Al-Muʿizz li-Dīn Allāh al-Fatimi (932–975) est l’un des dirigeants les plus éminents du califat fatimide et une figure transformative de l’histoire islamique. Reconnu pour sa clairvoyance stratégique, il déplaça le centre de pouvoir des Fatimides du Maghreb vers l’Égypte, établit la ville du Caire comme capitale de son empire et laissa une empreinte indélébile sur la politique, le développement urbain et les activités intellectuelles.
Origines et accession au pouvoir
Né à Mahdia (Tunisie actuelle), al-Muʿizz, dont le nom complet était Maʿadd ibn al-Mansur Ismaʿil, accéda au califat en 953 après la mort de son père, al-Mansur bi-llāh. Son épithète honorifique, « al-Muʿizz li-Dīn Allāh », soulignait son rôle de soutien à la foi divine. Dès le début de son règne, il fit preuve d’une acuité politique exceptionnelle, étendant l’influence de l’État fatimide tout en renforçant ses fondations.
La conquête de l’Égypte et la création du Caire
Conscient de la valeur stratégique inégalée de l’Égypte, al-Muʿizz fit de sa conquête une pierre angulaire de ses ambitions. En 969, il envoya son célèbre général Jawhar al-Siqilli, qui conquit l’Égypte avec une résistance minimale. En 972, al-Muʿizz lui-même se rendit en Égypte, la déclarant cœur de son empire. Pour célébrer ce triomphe, il fonda Le Caire, initialement appelé al-Mansuriyya avant d’être renommé al-Qāhira (« la victorieuse ») en symbole de domination et de prospérité.

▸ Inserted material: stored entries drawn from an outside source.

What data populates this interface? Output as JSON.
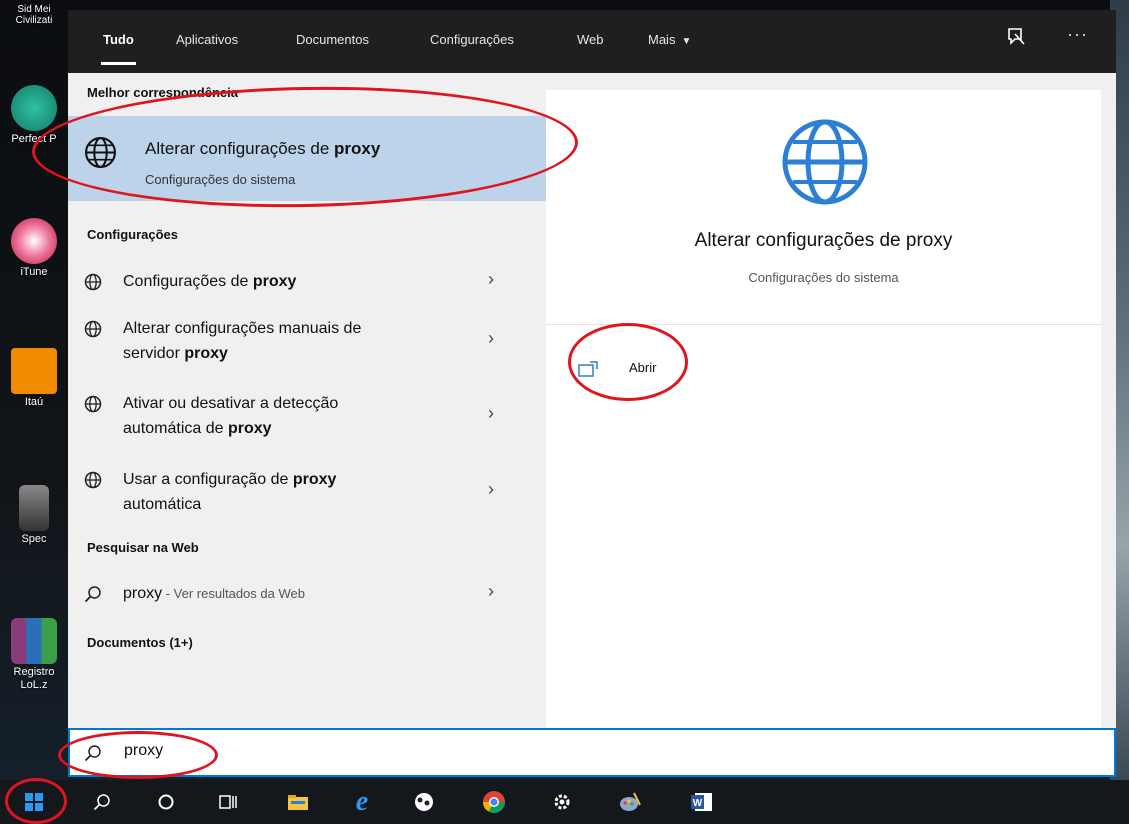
{
  "desktop_icons": [
    {
      "label": "Sid Mei\nCivilizati",
      "color": "#4a4a4a"
    },
    {
      "label": "Perfect P",
      "color": "#1a8f7a"
    },
    {
      "label": "iTune",
      "color": "#e23a62"
    },
    {
      "label": "Itaú",
      "color": "#f28a00"
    },
    {
      "label": "Spec",
      "color": "#555555"
    },
    {
      "label": "Registro\nLoL.z",
      "color": "#8a3b7a"
    }
  ],
  "tabs": {
    "all": "Tudo",
    "apps": "Aplicativos",
    "documents": "Documentos",
    "settings": "Configurações",
    "web": "Web",
    "more": "Mais"
  },
  "toolbar": {
    "dots": "···"
  },
  "best_match": {
    "section": "Melhor correspondência",
    "title_prefix": "Alterar configurações de ",
    "title_bold": "proxy",
    "subtitle": "Configurações do sistema"
  },
  "settings_section": "Configurações",
  "settings_items": [
    {
      "line1": "Configurações de ",
      "bold": "proxy",
      "line2": ""
    },
    {
      "line1": "Alterar configurações manuais de",
      "line2_prefix": "servidor ",
      "bold": "proxy"
    },
    {
      "line1": "Ativar ou desativar a detecção",
      "line2_prefix": "automática de ",
      "bold": "proxy"
    },
    {
      "line1_prefix": "Usar a configuração de ",
      "bold": "proxy",
      "line2": "automática"
    }
  ],
  "web_section": "Pesquisar na Web",
  "web_item": {
    "query": "proxy",
    "suffix": " - Ver resultados da Web"
  },
  "documents_section": "Documentos (1+)",
  "preview": {
    "title": "Alterar configurações de proxy",
    "subtitle": "Configurações do sistema",
    "open_label": "Abrir"
  },
  "search": {
    "value": "proxy"
  },
  "colors": {
    "accent": "#0078d7",
    "globe": "#2b7fd4",
    "highlight": "#bcd3ea",
    "annotation": "#e0141e"
  }
}
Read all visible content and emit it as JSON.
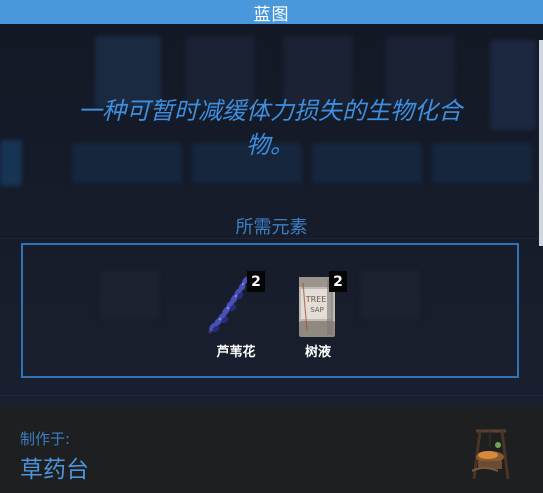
{
  "title": "蓝图",
  "description": "一种可暂时减缓体力损失的生物化合物。",
  "requirements": {
    "title": "所需元素",
    "items": [
      {
        "name": "芦苇花",
        "count": "2",
        "icon": "reed-flower-icon"
      },
      {
        "name": "树液",
        "count": "2",
        "icon": "tree-sap-jar-icon"
      }
    ]
  },
  "crafted_at": {
    "label": "制作于:",
    "station": "草药台",
    "icon": "herb-table-icon"
  },
  "colors": {
    "title_bar": "#4a98dc",
    "accent_text": "#3e8fe0",
    "box_border": "#2f74b8",
    "footer_bg": "#1e1f21"
  }
}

Sous sa direction, Le Caire devint un centre politique et culturel dynamique, influençant le monde islamique pendant des siècles.
Contributions architecturales et intellectuelles
L’époque d’al-Muʿizz fut marquée par des avancées remarquables en architecture et en savoir. Il commanda la construction de monuments emblématiques tels que la mosquée al-Azhar, qui devint l’un des centres de connaissance les plus durables de l’islam. Ses initiatives comprenaient également de vastes palais et des bibliothèques pionnières comme Dār al-Ḥikma, un dépôt de milliers de manuscrits couvrant divers domaines. Aujourd’hui encore, la rue Al-Muʿizz li-Dīn Allāh témoigne de son héritage, incarnant le cœur du Caire fatimide et un carrefour dynamique d’activités politiques, urbaines et commerciales.
Un dirigeant charismatique et un règne visionnaire
Réputé pour son éloquence et son intelligence, al-Muʿizz possédait l’art oratoire pour inspirer loyauté et consensus. Il favorisa un environnement tourné vers le savoir, accueillant intellectuels, poètes et philosophes à sa cour. Malgré les défis internes et la rivalité avec le califat abbasside à Bagdad, il consolida le pouvoir fatimide, étendant son influence à des régions comme le Hijaz, le Levant et certaines parties du Maghreb.
Décès et héritage durable
Al-Muʿizz li-Dīn Allāh décéda au Caire en 975 après plus de deux décennies de leadership transformateur. Initialement enterré dans le grand palais fatimide, ses restes furent plus tard transférés à Turbat al-A’imma dans le district de Gamaliyya au Caire. Il laissa un héritage d’importance inégalée : la fondation du Caire comme l’une des grandes capitales de l’histoire et un phare d’apprentissage et de civilisation qui continue de prospérer à ce jour.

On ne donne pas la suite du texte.